The Liberal Democrats will try to block the Digital Economy Bill from being fast-tracked into law before the election.
On Tuesday afternoon, the party's chief whip Paul Burstow tweeted that he had told the government the Liberal Democrats will not support the bill as it is drafted because there is "not enough time for MPs to examine it in detail".
The bill is expected to be become part of 'wash-up', a brief period at the end of a sitting parliament when outstanding legislation becomes the subject of back-room deals between the main two parties, the Conservatives and Labour.
Although the Digital Economy Bill has gone through full scrutiny in the House of Lords, its passage through the Commons is being severely truncated. It will receive a second reading before MPs on 6 April — the day on which the general election is expected to be announced — and it is unlikely to enter into committee stage before its brief third reading, just before parliament dissolves.
Labour MP Tom Watson has suggested that the third reading of the bill in the Commons could take as little as an hour or two.
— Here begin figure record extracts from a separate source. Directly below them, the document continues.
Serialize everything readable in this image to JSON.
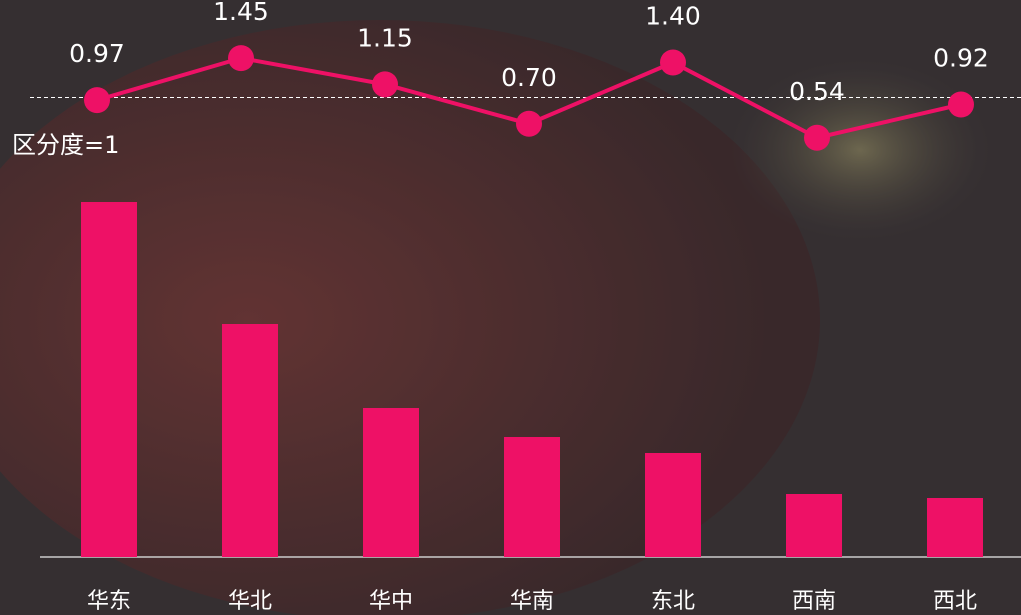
{
  "chart_data": {
    "type": "bar",
    "categories": [
      "华东",
      "华北",
      "华中",
      "华南",
      "东北",
      "西南",
      "西北"
    ],
    "ylim": [
      0,
      400
    ],
    "y2lim": [
      0,
      2
    ],
    "reference_line": {
      "value": 1,
      "label": "区分度=1"
    },
    "series": [
      {
        "type": "bar",
        "color": "#ee1166",
        "values": [
          355,
          233,
          149,
          120,
          104,
          63,
          59
        ]
      },
      {
        "type": "line",
        "axis": "y2",
        "color": "#ee1166",
        "values": [
          0.97,
          1.45,
          1.15,
          0.7,
          1.4,
          0.54,
          0.92
        ],
        "value_labels": [
          "0.97",
          "1.45",
          "1.15",
          "0.70",
          "1.40",
          "0.54",
          "0.92"
        ]
      }
    ]
  }
}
Committee stage usually takes dozens of hours, in which MPs closely scrutinise the wording of legislation.
At their recent party conference, the Liberal Democrats almost unanimously passed a motion on internet freedom, which is an issue closely associated with the bill due to its sections on penalising people for unlawfully file-sharing copyrighted material. These penalties could include temporary account disconnection, which campaigners say is unfair on those who share their connection with the suspected file-sharer.